As a child, I would always look back at my mom before doing anything. If an older person asked me a question, I would look back at my dad for an answer. If my friend wanted to come over, my eyes would avert to my mom, who would give me the okay. When I was in high school, I had to ask permission from my mom to go anywhere. I would have to tell her where I was going, what I would be doing, and how long it would take.
From a young age, I longed for the opportunity to go overseas. I wanted to travel the world and write about my experiences. I waited for the chance to make my own decisions. As a child, since I was not wise enough to make my own decisions, I depended on the will of my parents.
Yesterday, my mom and I were driving to visit my grandpa. My mom told me that since I was a little girl, I always had peace and confidence in myself, so she knew that I would travel the world someday. I looked at her, surprised. “Does that mean I can overseas?” I asked. “Of course. You just graduated from college. You’re own your own now.” At that moment, my mom told me the words I had always wanted to hear. I am free to go wherever I want. There are no limits. I am on my own.
From the time we are able to speak, we are trained to learn how to live without the help of others. Our ultimate prize is buying our own homes and having our own incomes. We learn to think for ourselves, and we are taught to fight to uphold our own arguments. Our parents bring us to daycare or school so that we could gain an education away from our homes. This encourages us to one day leave the nest and have our own jobs. We wait for the day when we can say, “I’m on my own now.”
After pondering this statement, I began to wonder: is independence really a true sign of maturity? Although all of these are all good things, living with the help of others is not childish. Sure, we may need to break free from the finances and shelter of our parents, but we are not supposed to live life completely alone.
Unfortunately, I believed that I was supposed to do everything on my own for longer than I would like to admit. I was afraid of asking for help, and I boasted whenever I accomplished any task by my own strength. Despite the smile on my face, I desperately desired the help of others. I desired someone to help me carry my burdens with me. I knew that if I asked for help, I would look like a failure or a drama queen, so I kept my mouth shut.
Going to a small college changed my mindset about asking for help. My classmates and I were like a family, holding doors open for each other and eating together at dinner. My friends would ask me about my day, their eyes shining with curiosity. Eventually, I opened up to them. I told them my mistakes, my concerns, my fears, and my faults. They walked alongside me, helping me get back on my feet and figure out my life.
In the Bible, James writes that we do not have because we do not ask (4:2). Instead, God promises to strengthen us and help us (Isaiah 41:10); all we have to do is ask. We can ask for help from God as well as from our friends. Ecclesiastes 4 says that it is better to have someone help you when you fall than to be alone. Your friends will listen to your problems, successes, and failures and help you to live in a mature way. Mentors and people in authority can give you wise counsel. They can see an outside perspective of the situation so that you can make better decisions.
I am excited about having the freedom to go where I want. However, I do not need to burn bridges just because I am growing into maturity.
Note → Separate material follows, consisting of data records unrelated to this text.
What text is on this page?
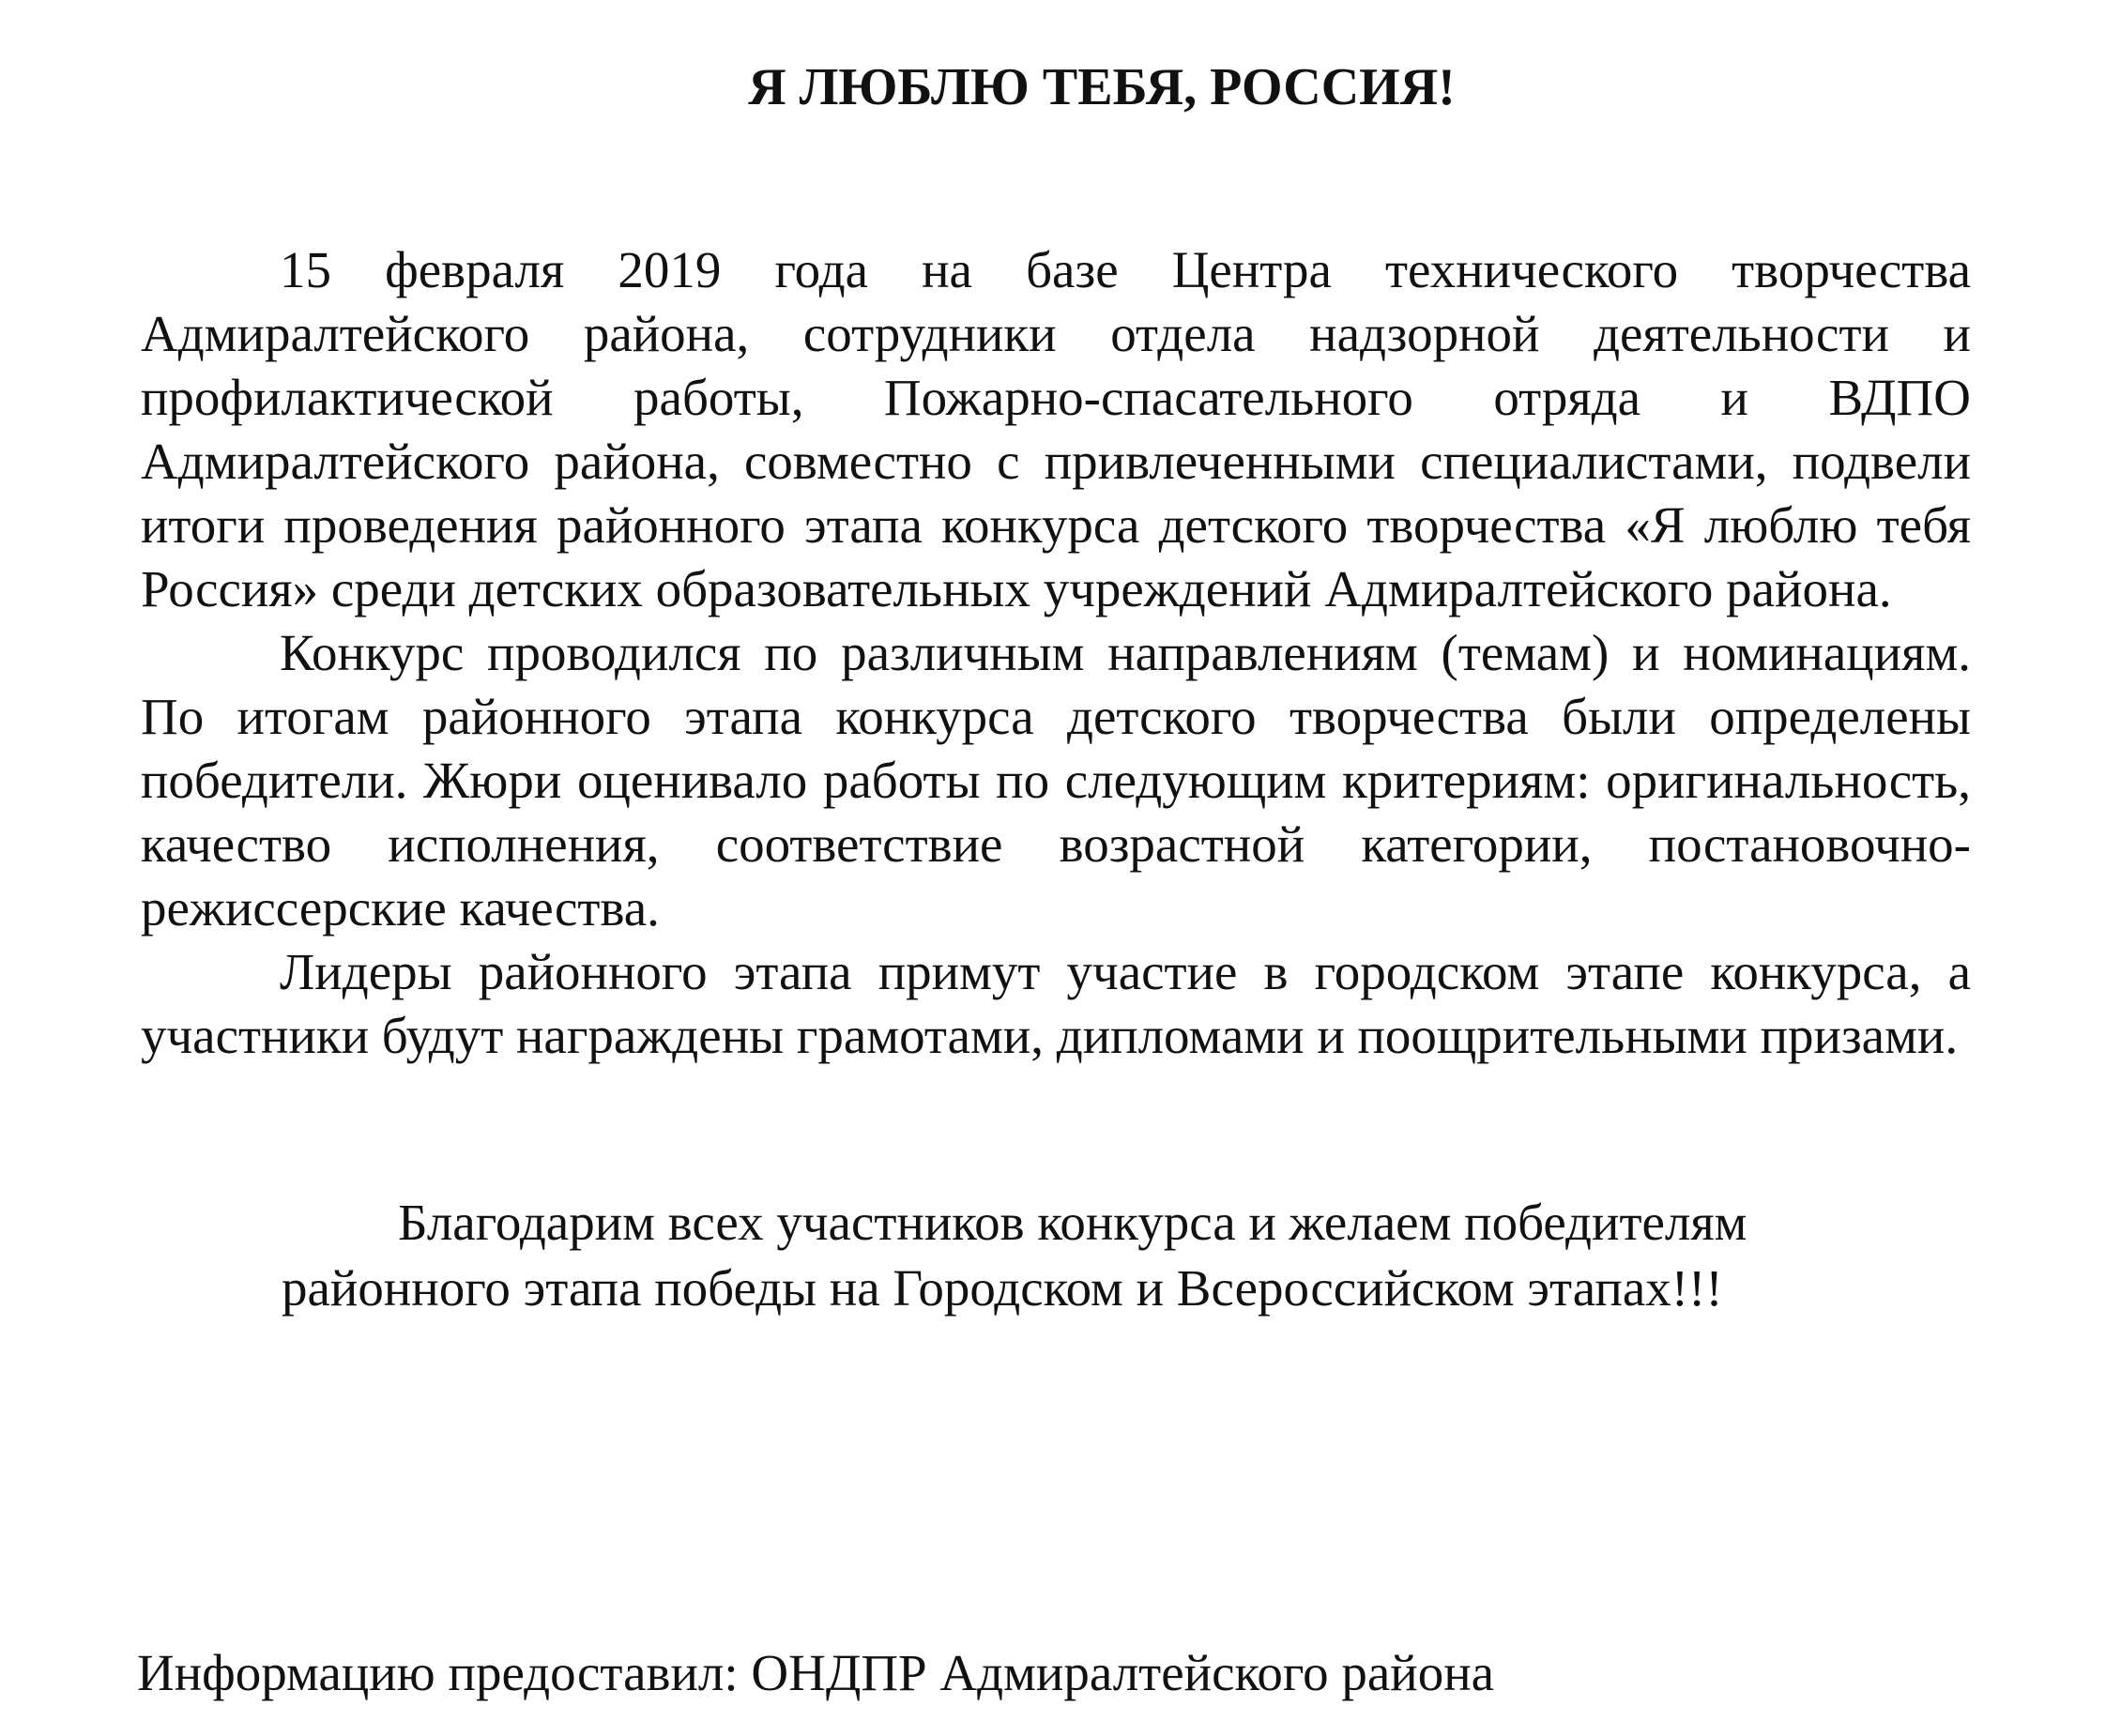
Я ЛЮБЛЮ ТЕБЯ, РОССИЯ!

15 февраля 2019 года на базе Центра технического творчества Адмиралтейского района, сотрудники отдела надзорной деятельности и профилактической работы, Пожарно-спасательного отряда и ВДПО Адмиралтейского района, совместно с привлеченными специалистами, подвели итоги проведения районного этапа конкурса детского творчества «Я люблю тебя Россия» среди детских образовательных учреждений Адмиралтейского района.

Конкурс проводился по различным направлениям (темам) и номинациям. По итогам районного этапа конкурса детского творчества были определены победители. Жюри оценивало работы по следующим критериям: оригинальность, качество исполнения, соответствие возрастной категории, постановочно-режиссерские качества.

Лидеры районного этапа примут участие в городском этапе конкурса, а участники будут награждены грамотами, дипломами и поощрительными призами.

Благодарим всех участников конкурса и желаем победителям
районного этапа победы на Городском и Всероссийском этапах!!!
Информацию предоставил: ОНДПР Адмиралтейского района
As a matter of fact, I need the encouragement and admonishment of other people in order to fully thrive. I am so thankful for the people that have brought me through college, and I look forward to meeting (or continuing to know) the people that will help me in this next season of my life.
Asking for help is not childish. Be childlike, and ask for help whenever you need it. You will be surprised at how much you can grow with the help of your friends, family, and colleagues.